CHICAGO - After months of negotiations, Detroit has reached a settlement with two counterparties that allows it to avoid swap termination payments of up to $400 million tied to downgrades of the city's debt.
The settlement - which still must be approved by the City Council - comes as Detroit prepares to enter the market Friday with roughly $128 million of revenue anticipation notes to pay for operating costs through the end of its fiscal year.
Under the terms of the swap settlement, the city will pledge casino tax revenue as collateral and pay an additional $800,000 in interest rate payments beginning in 2011, officials said. In return, the counterparties agreed not to terminate the swaps, a move that could have cost the city $400 million in upfront payments based on recent interest rates.
The agreement removes a "huge weight" from Detroit's balance sheet, Mayor Ken Cockrel Jr. said in a statement. The city had hired two public finance law firms to help negotiate the settlement with the counterparties, UBS AG and SBS Financial Products Co., which is part of Siebert Brandford Shank & Co.
The experience has soured the city on entering into swaps for the time being, said chief financial officer Joseph Harris.
"We're going to shy away from swaps in the future," he said. "I don't see anybody at the city willing to stick their necks out. We'll negotiate either fixed-rate securities or we'll have to live with variable-rate debt, at least for the near future."
Under the agreement, Detroit will place its casino tax revenue - which totals roughly $180 million annually - with a custodian, US Bank NA, every month. Once the city makes its monthly payments to the counterparties, the casino revenue will be released back to the city, said Harris.
The swap payments total $4.2 million a month, or $50 million a year, and are paid from the city's general fund, Harris said.
In addition to pledging its gaming revenue, Detroit agreed to pay $800,000 more in annual interest payments starting in 2011. The additional payments represent a roughly 1.5% increase in the city's interest rate. It currently pays a 5.67% rate to the counterparties on the floating-to-fixed rate swaps, Harris said.

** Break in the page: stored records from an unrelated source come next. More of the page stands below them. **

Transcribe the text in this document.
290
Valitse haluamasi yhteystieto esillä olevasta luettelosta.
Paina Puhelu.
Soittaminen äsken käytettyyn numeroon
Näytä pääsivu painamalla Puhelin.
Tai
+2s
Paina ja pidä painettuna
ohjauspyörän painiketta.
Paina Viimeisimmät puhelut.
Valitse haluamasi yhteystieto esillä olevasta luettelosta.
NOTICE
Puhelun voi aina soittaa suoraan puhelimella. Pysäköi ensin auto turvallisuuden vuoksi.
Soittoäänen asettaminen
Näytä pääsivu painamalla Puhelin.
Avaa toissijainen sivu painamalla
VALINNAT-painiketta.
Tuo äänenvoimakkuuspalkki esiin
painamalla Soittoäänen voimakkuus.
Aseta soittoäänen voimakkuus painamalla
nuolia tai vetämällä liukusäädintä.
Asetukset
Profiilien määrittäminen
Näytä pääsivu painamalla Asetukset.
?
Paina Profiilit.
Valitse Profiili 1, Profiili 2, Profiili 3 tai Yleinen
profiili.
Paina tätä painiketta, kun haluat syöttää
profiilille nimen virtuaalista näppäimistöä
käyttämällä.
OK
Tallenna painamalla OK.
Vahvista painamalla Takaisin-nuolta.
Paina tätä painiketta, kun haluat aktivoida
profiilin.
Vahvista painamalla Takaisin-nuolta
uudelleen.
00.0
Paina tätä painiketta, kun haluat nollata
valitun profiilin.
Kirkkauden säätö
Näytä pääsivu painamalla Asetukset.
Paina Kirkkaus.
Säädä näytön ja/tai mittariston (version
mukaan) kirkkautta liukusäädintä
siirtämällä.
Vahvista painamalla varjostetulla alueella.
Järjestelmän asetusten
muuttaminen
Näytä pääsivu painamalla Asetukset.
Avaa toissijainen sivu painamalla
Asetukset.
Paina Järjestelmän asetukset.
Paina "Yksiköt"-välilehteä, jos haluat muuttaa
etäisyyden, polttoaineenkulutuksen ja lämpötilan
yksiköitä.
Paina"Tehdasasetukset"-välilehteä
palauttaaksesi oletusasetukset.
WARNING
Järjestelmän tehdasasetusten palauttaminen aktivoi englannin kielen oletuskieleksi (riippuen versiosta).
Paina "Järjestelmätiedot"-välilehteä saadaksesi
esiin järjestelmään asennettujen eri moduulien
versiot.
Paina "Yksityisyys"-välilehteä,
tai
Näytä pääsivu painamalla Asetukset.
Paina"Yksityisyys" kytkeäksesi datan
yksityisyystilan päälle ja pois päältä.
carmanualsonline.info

"Since we're below investment grade, they wanted some type of collateral, and this is what we worked out," he said. "It's a means of assuring them they'll get paid."
The swaps are tied to $800 million of taxable pension certificates of participation issued in 2006. The agreements are insured by XL Capital Assurance Inc. - now Syncora Guarantee Inc. - and Financial Guaranty Insurance Co., both of which have lost their investment-grade ratings.
Under the swap agreements, the counterparty can terminate the agreements in the event that the certificates' ratings are withdrawn, suspended, or dropped below investment grade by one of two rating agencies, and at least one rating agency drops the insurers' ratings to below the single-A category.
While there was some reason to expect the loss of the city's investment-grade rating, no one expected the insurers to be downgraded, according to Harris.
"No one would ever have predicted this whole fiscal meltdown," he said.
In January, all three rating agencies downgraded Detroit's nearly $900 million of outstanding general obligation debt and $1.5 billion of pension COPs to junk status. Analysts cited a slew of economic and financial problems, chief among them a $300 million deficit and chronically late financial audits.
In late February the city released its long-delayed 2007 audit, and has said the 2008 audit would be completed by August.
Analysts cited resolution of the possible termination payment as important to the city's credit. As of yesterday, Harris said officials had not yet talked with analysts about the settlement.
On Friday, Detroit is scheduled to sell $128 million of revenue anticipation notes. Proceeds will be used to pay operating costs for its current fiscal year, which ends June 20. The notes, which mature March 1, 2010, will be paid for with the city's receipt of $276.5 million in state shared revenue funds next year.
Morgan Stanley is senior manager on the deal with Loop Capital Markets LLC as co-senior.